An analogy to DTC ads is advertising by the Army. The army wants recruits. They pay for ad time to get recruits. Can you sign up for the army and automatically get in? No way! You have to go through a series of tests and qualifications first. Same with prescription drugs. We can’t buy prescription drugs ourselves — we go through a series of tests and qualifications done by a doctor.
By the way, when the Army advertises, they are not required to give disclosures of the risk involved! They only discuss the benefits. Why doesn’t anyone complain?
Justice in MI
I’m a bit unclear what the issue is. Pfizer runs the “It’s-My-Time-to-Quit” promos all the time on U.S. TV. You have to look very hard to notice that these are ads for Chantix/Pfizer.
The key difference I see here is that Pfizer got the KMA to “front” for them, related to the fact that DTC is not permitted in S. Korea, as pharma hack notes. So the KMA becomes a kind of institutional KOL.
Is that the gist of it?
pharma PR hack
I think it is more than they become an institutional KOL; The conflict is by getting them to do what Pharma can’t- Pfizer found a way around the ban on television advertising and while it may be a seek treatment ad- if you are the only one who is not OTC then it is essentially an ad just for you!

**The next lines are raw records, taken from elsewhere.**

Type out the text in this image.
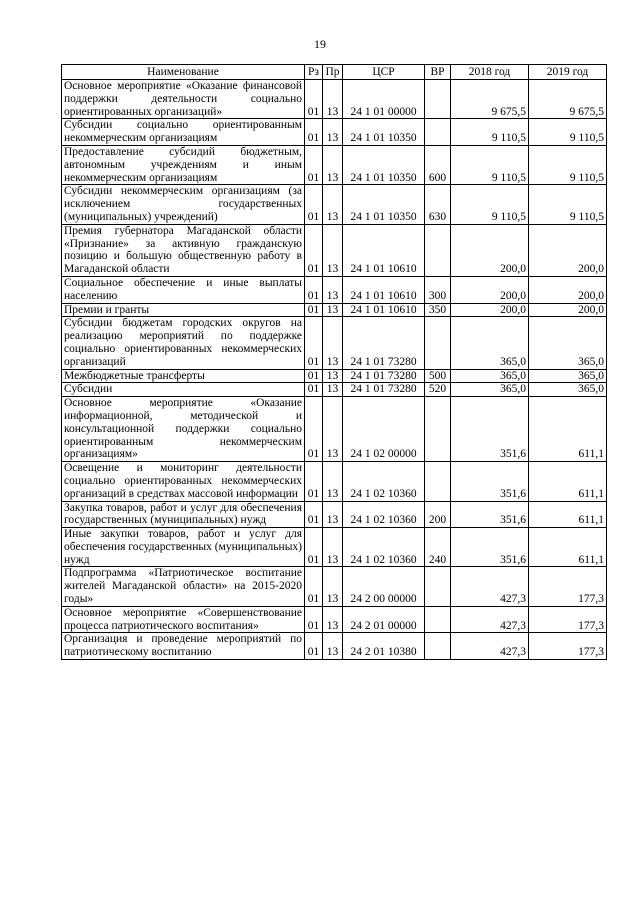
19
Наименование	Рз	Пр	ЦСР	ВР	2018 год	2019 год
Основное мероприятие «Оказание финансовой поддержки деятельности социально ориентированных организаций»	01	13	24 1 01 00000		9 675,5	9 675,5
Субсидии социально ориентированным некоммерческим организациям	01	13	24 1 01 10350		9 110,5	9 110,5
Предоставление субсидий бюджетным, автономным учреждениям и иным некоммерческим организациям	01	13	24 1 01 10350	600	9 110,5	9 110,5
Субсидии некоммерческим организациям (за исключением государственных (муниципальных) учреждений)	01	13	24 1 01 10350	630	9 110,5	9 110,5
Премия губернатора Магаданской области «Признание» за активную гражданскую позицию и большую общественную работу в Магаданской области	01	13	24 1 01 10610		200,0	200,0
Социальное обеспечение и иные выплаты населению	01	13	24 1 01 10610	300	200,0	200,0
Премии и гранты	01	13	24 1 01 10610	350	200,0	200,0
Субсидии бюджетам городских округов на реализацию мероприятий по поддержке социально ориентированных некоммерческих организаций	01	13	24 1 01 73280		365,0	365,0
Межбюджетные трансферты	01	13	24 1 01 73280	500	365,0	365,0
Субсидии	01	13	24 1 01 73280	520	365,0	365,0
Основное мероприятие «Оказание информационной, методической и консультационной поддержки социально ориентированным некоммерческим организациям»	01	13	24 1 02 00000		351,6	611,1
Освещение и мониторинг деятельности социально ориентированных некоммерческих организаций в средствах массовой информации	01	13	24 1 02 10360		351,6	611,1
Закупка товаров, работ и услуг для обеспечения государственных (муниципальных) нужд	01	13	24 1 02 10360	200	351,6	611,1
Иные закупки товаров, работ и услуг для обеспечения государственных (муниципальных) нужд	01	13	24 1 02 10360	240	351,6	611,1
Подпрограмма «Патриотическое воспитание жителей Магаданской области» на 2015-2020 годы»	01	13	24 2 00 00000		427,3	177,3
Основное мероприятие «Совершенствование процесса патриотического воспитания»	01	13	24 2 01 00000		427,3	177,3
Организация и проведение мероприятий по патриотическому воспитанию	01	13	24 2 01 10380		427,3	177,3
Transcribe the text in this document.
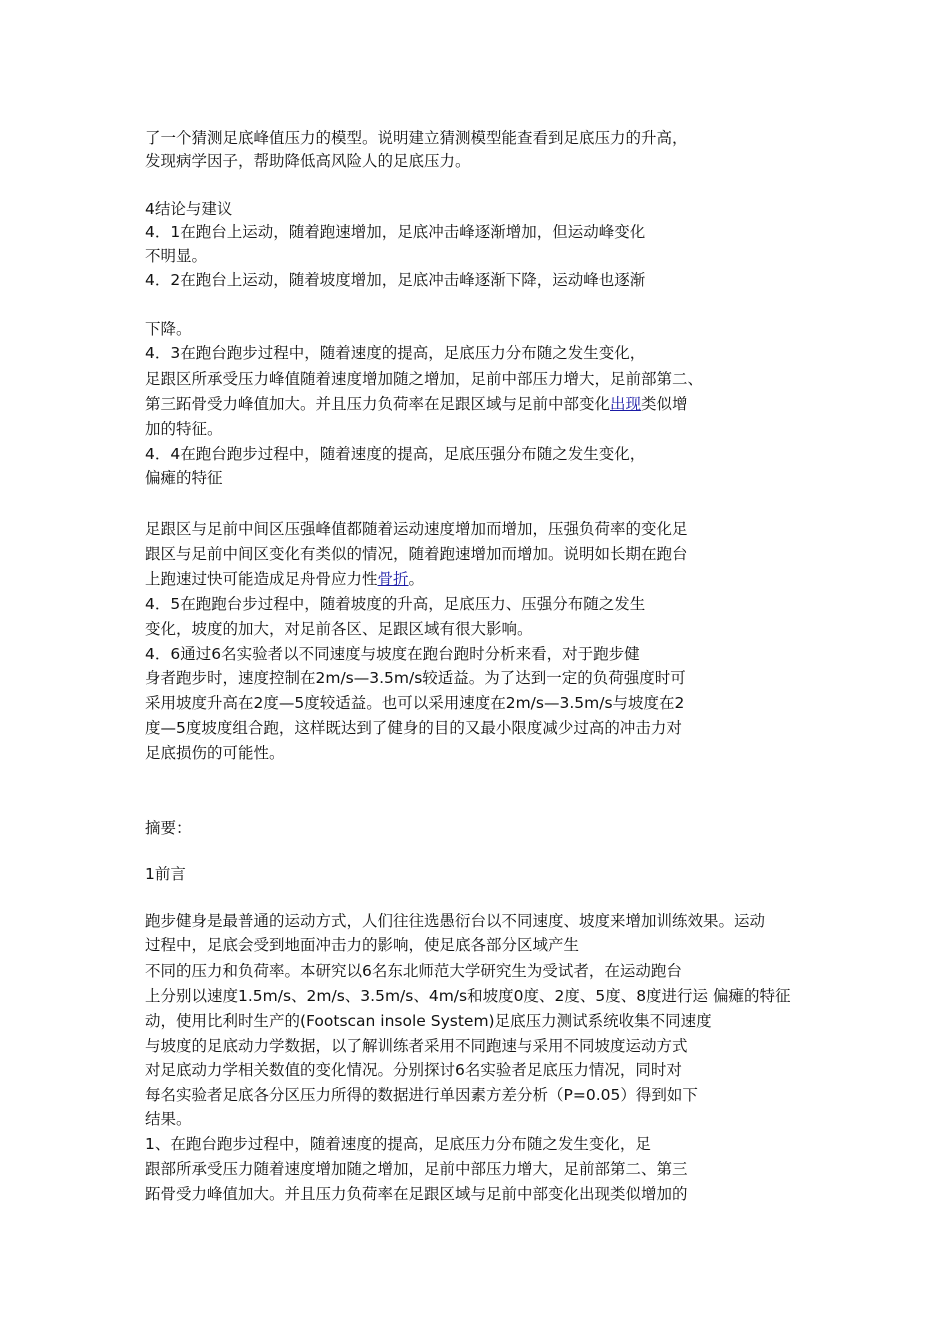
了一个猜测足底峰值压力的模型。说明建立猜测模型能查看到足底压力的升高，
发现病学因子，帮助降低高风险人的足底压力。
4结论与建议
4．1在跑台上运动，随着跑速增加，足底冲击峰逐渐增加，但运动峰变化
不明显。
4．2在跑台上运动，随着坡度增加，足底冲击峰逐渐下降，运动峰也逐渐
下降。
4．3在跑台跑步过程中，随着速度的提高，足底压力分布随之发生变化，
足跟区所承受压力峰值随着速度增加随之增加，足前中部压力增大，足前部第二、
第三跖骨受力峰值加大。并且压力负荷率在足跟区域与足前中部变化出现类似增
加的特征。
4．4在跑台跑步过程中，随着速度的提高，足底压强分布随之发生变化，
偏瘫的特征
足跟区与足前中间区压强峰值都随着运动速度增加而增加，压强负荷率的变化足
跟区与足前中间区变化有类似的情况，随着跑速增加而增加。说明如长期在跑台
上跑速过快可能造成足舟骨应力性骨折。
4．5在跑跑台步过程中，随着坡度的升高，足底压力、压强分布随之发生
变化，坡度的加大，对足前各区、足跟区域有很大影响。
4．6通过6名实验者以不同速度与坡度在跑台跑时分析来看，对于跑步健
身者跑步时，速度控制在2m/s—3.5m/s较适益。为了达到一定的负荷强度时可
采用坡度升高在2度—5度较适益。也可以采用速度在2m/s—3.5m/s与坡度在2
度—5度坡度组合跑，这样既达到了健身的目的又最小限度减少过高的冲击力对
足底损伤的可能性。
摘要：
1前言
跑步健身是最普通的运动方式，人们往往选愚衍台以不同速度、坡度来增加训练效果。运动
过程中，足底会受到地面冲击力的影响，使足底各部分区域产生
不同的压力和负荷率。本研究以6名东北师范大学研究生为受试者，在运动跑台
上分别以速度1.5m/s、2m/s、3.5m/s、4m/s和坡度0度、2度、5度、8度进行运 偏瘫的特征
动，使用比利时生产的(Footscan insole System)足底压力测试系统收集不同速度
与坡度的足底动力学数据，以了解训练者采用不同跑速与采用不同坡度运动方式
对足底动力学相关数值的变化情况。分别探讨6名实验者足底压力情况，同时对
每名实验者足底各分区压力所得的数据进行单因素方差分析（P=0.05）得到如下
结果。
1、在跑台跑步过程中，随着速度的提高，足底压力分布随之发生变化，足
跟部所承受压力随着速度增加随之增加，足前中部压力增大，足前部第二、第三
跖骨受力峰值加大。并且压力负荷率在足跟区域与足前中部变化出现类似增加的
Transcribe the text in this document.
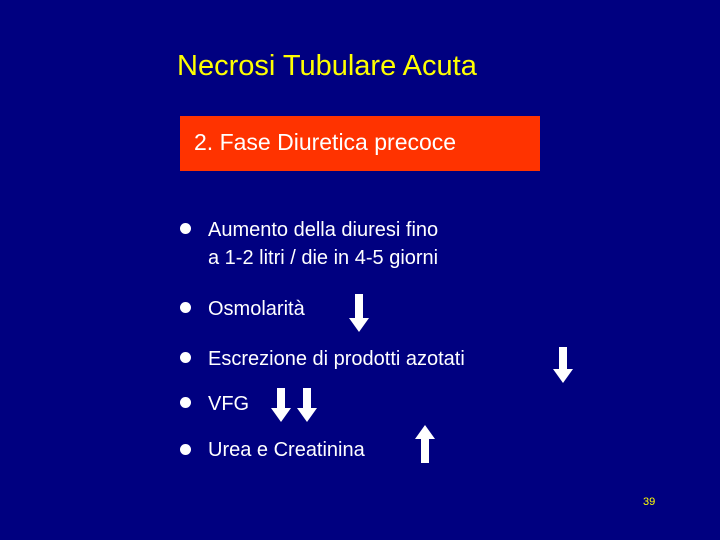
Necrosi Tubulare Acuta
2. Fase Diuretica precoce
Aumento della diuresi fino
a 1-2 litri / die in 4-5 giorni
Osmolarità
Escrezione di prodotti azotati
VFG
Urea e Creatinina
39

Pharma has been working hard to work around the ban in South Koreal which will is a strong emerging market for them. In the last few years, several “patient associations” have sprung up to spread the word.
John Q
Nathan, You just don’t get it do you, huh? Pfizer is running one hard campaign and still are losing the battle. Yes, if Pfizer sponsors an ad, then yes it should state that fact some where on that ad.
Look at some of the “facts” Pfizer’s drs for hire have promoted.

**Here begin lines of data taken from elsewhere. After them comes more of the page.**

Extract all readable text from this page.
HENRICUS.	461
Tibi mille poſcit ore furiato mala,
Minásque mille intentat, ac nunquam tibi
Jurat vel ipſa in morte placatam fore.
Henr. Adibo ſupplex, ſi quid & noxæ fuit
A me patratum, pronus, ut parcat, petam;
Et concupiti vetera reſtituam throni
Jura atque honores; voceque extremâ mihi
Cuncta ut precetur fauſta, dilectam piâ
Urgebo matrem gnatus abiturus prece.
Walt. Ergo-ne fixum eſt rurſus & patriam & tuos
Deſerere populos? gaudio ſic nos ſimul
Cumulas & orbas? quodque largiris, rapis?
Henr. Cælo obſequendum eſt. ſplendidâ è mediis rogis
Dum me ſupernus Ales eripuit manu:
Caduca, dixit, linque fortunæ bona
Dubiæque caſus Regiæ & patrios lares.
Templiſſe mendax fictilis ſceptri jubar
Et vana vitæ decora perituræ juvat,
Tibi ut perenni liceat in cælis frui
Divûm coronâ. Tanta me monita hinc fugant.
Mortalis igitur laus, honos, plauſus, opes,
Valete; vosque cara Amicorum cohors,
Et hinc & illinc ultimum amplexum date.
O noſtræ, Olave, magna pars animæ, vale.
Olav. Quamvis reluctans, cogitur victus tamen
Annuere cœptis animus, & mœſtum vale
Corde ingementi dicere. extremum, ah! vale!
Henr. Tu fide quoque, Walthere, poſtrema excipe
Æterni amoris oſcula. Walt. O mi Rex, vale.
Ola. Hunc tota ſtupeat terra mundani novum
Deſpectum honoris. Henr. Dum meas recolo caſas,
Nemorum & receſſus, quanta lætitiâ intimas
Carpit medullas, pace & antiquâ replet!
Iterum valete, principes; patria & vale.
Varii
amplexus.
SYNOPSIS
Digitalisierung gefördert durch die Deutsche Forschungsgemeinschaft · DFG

Dr Foulds promotes smokeless tobacco.
http://chfs.ky.gov/NR/rdonlyres/48FD8C7A-A209-4C21-BE13-7FEE597E217F/0/HarmReduction.pdf
http://linkinghub.elsevier.com/retrieve/pii/S0955395905000496
Dr Steinburg promotes 1 year use of Chantix
http://www.tobaccoprogram.org/pdf/tnc/winter081-2.pdf
Dr Foulds promotes 1 year use of Chantix
http://www.healthline.com/blogs/smoking_cessation/2007/04/chantix-how-does-this-new-quit-smoking.html
Now Dr Foulds cries fowl and states he never said to take Chantix for 1 year.

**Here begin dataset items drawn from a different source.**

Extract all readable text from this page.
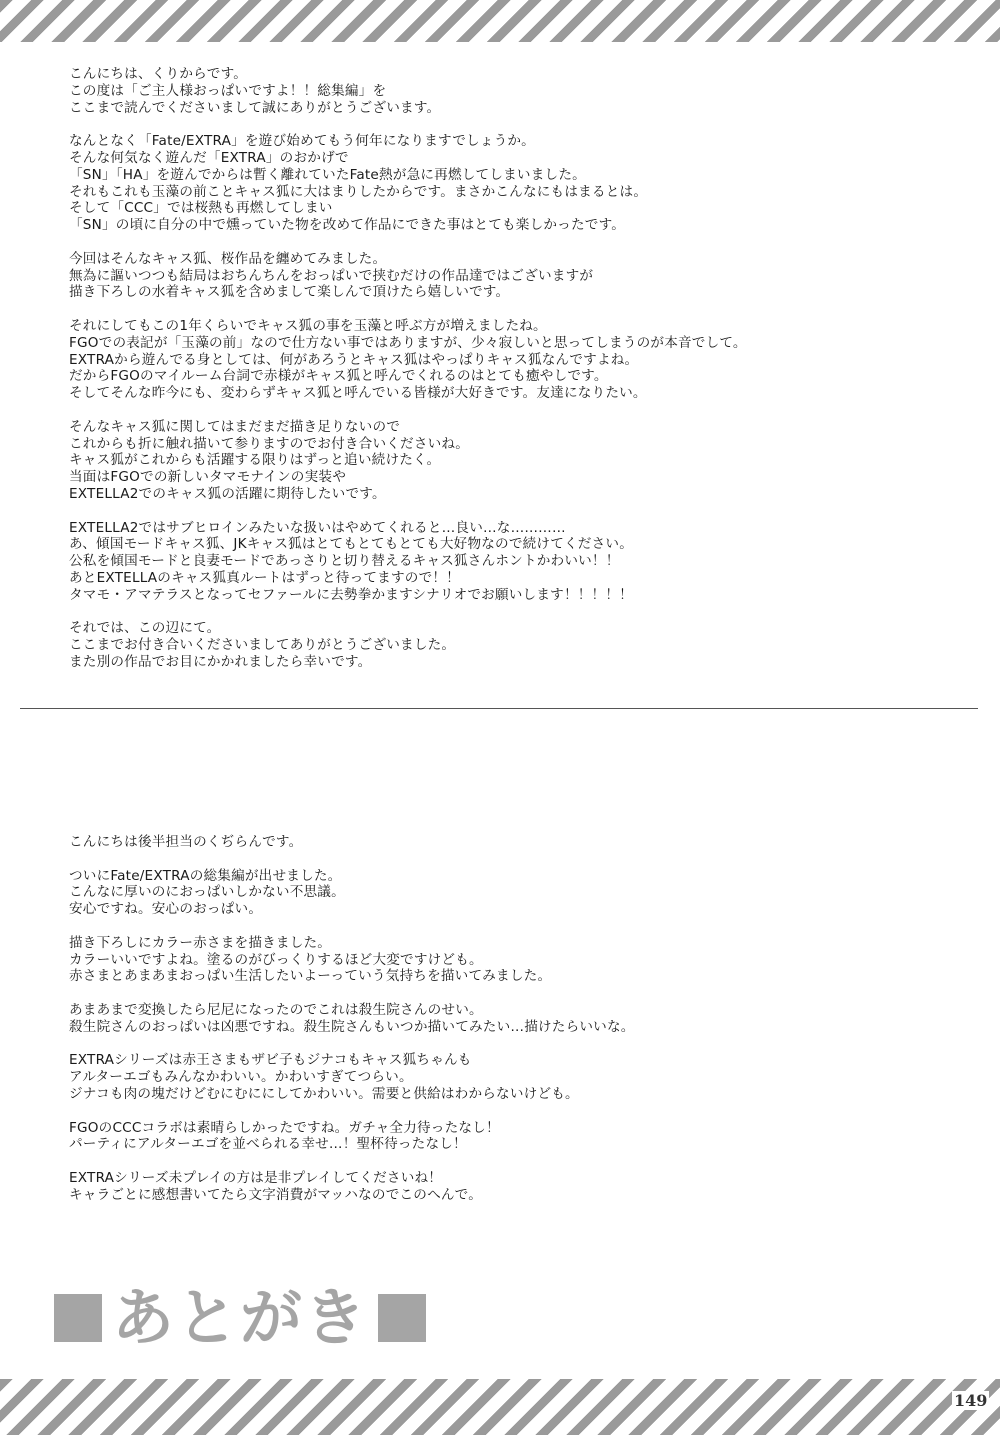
こんにちは、くりからです。
この度は「ご主人様おっぱいですよ！！総集編」を
ここまで読んでくださいまして誠にありがとうございます。

なんとなく「Fate/EXTRA」を遊び始めてもう何年になりますでしょうか。
そんな何気なく遊んだ「EXTRA」のおかげで
「SN」「HA」を遊んでからは暫く離れていたFate熱が急に再燃してしまいました。
それもこれも玉藻の前ことキャス狐に大はまりしたからです。まさかこんなにもはまるとは。
そして「CCC」では桜熱も再燃してしまい
「SN」の頃に自分の中で燻っていた物を改めて作品にできた事はとても楽しかったです。

今回はそんなキャス狐、桜作品を纏めてみました。
無為に謳いつつも結局はおちんちんをおっぱいで挟むだけの作品達ではございますが
描き下ろしの水着キャス狐を含めまして楽しんで頂けたら嬉しいです。

それにしてもこの1年くらいでキャス狐の事を玉藻と呼ぶ方が増えましたね。
FGOでの表記が「玉藻の前」なので仕方ない事ではありますが、少々寂しいと思ってしまうのが本音でして。
EXTRAから遊んでる身としては、何があろうとキャス狐はやっぱりキャス狐なんですよね。
だからFGOのマイルーム台詞で赤様がキャス狐と呼んでくれるのはとても癒やしです。
そしてそんな昨今にも、変わらずキャス狐と呼んでいる皆様が大好きです。友達になりたい。

そんなキャス狐に関してはまだまだ描き足りないので
これからも折に触れ描いて参りますのでお付き合いくださいね。
キャス狐がこれからも活躍する限りはずっと追い続けたく。
当面はFGOでの新しいタマモナインの実装や
EXTELLA2でのキャス狐の活躍に期待したいです。

EXTELLA2ではサブヒロインみたいな扱いはやめてくれると…良い…な…………
あ、傾国モードキャス狐、JKキャス狐はとてもとてもとても大好物なので続けてください。
公私を傾国モードと良妻モードであっさりと切り替えるキャス狐さんホントかわいい！！
あとEXTELLAのキャス狐真ルートはずっと待ってますので！！
タマモ・アマテラスとなってセファールに去勢拳かますシナリオでお願いします！！！！！

それでは、この辺にて。
ここまでお付き合いくださいましてありがとうございました。
また別の作品でお目にかかれましたら幸いです。

こんにちは後半担当のくぢらんです。

ついにFate/EXTRAの総集編が出せました。
こんなに厚いのにおっぱいしかない不思議。
安心ですね。安心のおっぱい。

描き下ろしにカラー赤さまを描きました。
カラーいいですよね。塗るのがびっくりするほど大変ですけども。
赤さまとあまあまおっぱい生活したいよーっていう気持ちを描いてみました。

あまあまで変換したら尼尼になったのでこれは殺生院さんのせい。
殺生院さんのおっぱいは凶悪ですね。殺生院さんもいつか描いてみたい…描けたらいいな。

EXTRAシリーズは赤王さまもザビ子もジナコもキャス狐ちゃんも
アルターエゴもみんなかわいい。かわいすぎてつらい。
ジナコも肉の塊だけどむにむににしてかわいい。需要と供給はわからないけども。

FGOのCCCコラボは素晴らしかったですね。ガチャ全力待ったなし！
パーティにアルターエゴを並べられる幸せ…！聖杯待ったなし！

EXTRAシリーズ未プレイの方は是非プレイしてくださいね！
キャラごとに感想書いてたら文字消費がマッハなのでこのへんで。

あとがき
149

http://www.healthline.com/blogs/smoking_cessation/
Funny….
Atlex
John Q,
Do you read your own references? Not one of them supports the argument you make in your posting.
Atlex
ExSmoker
War Horse - Good luck to those trying to quit cold turkey (and I admit that I have tremendous admiration for them). I certainly could not do it and will ever be grateful for the help I received in finally kicking the habit. Things have changed a bit: http://www.hsph.harvard.edu/news/press-releases/2007-releases/press01182007.html
vince
I hope all these Koreans stop smoking. Smoking here remains extremely popular and the ban on smoking indoors is flaunted. Children are routinely exposed to second hand smoke. Cigarette butts appear to be the number one form of trash on the streets and are being washed into storm drains and polluting waterways.
You folks may be wasting your time arguing about how people successfully quit smoking because the data you are using is for Westerners. We need data for Asians, specifically, Koreans. Culture likely plays a strong role in the decision to smoke or quit.
The public smokers in Korea are men. And they often start in highschool or college. There are lots of women smokers but they rarely, if ever, smoke in public so it’s hard to know how popular it is from casual observation. I suspect it is not so popular for women to smoke.
Now the million dollar question, “Will Korean men respond to a request to quit from their doctor better than from their family?”
John Q
vince, I do believe the “Pfizer dollar question” here is…
How long will congress go on with this Chantix debacle before someone is actually charged?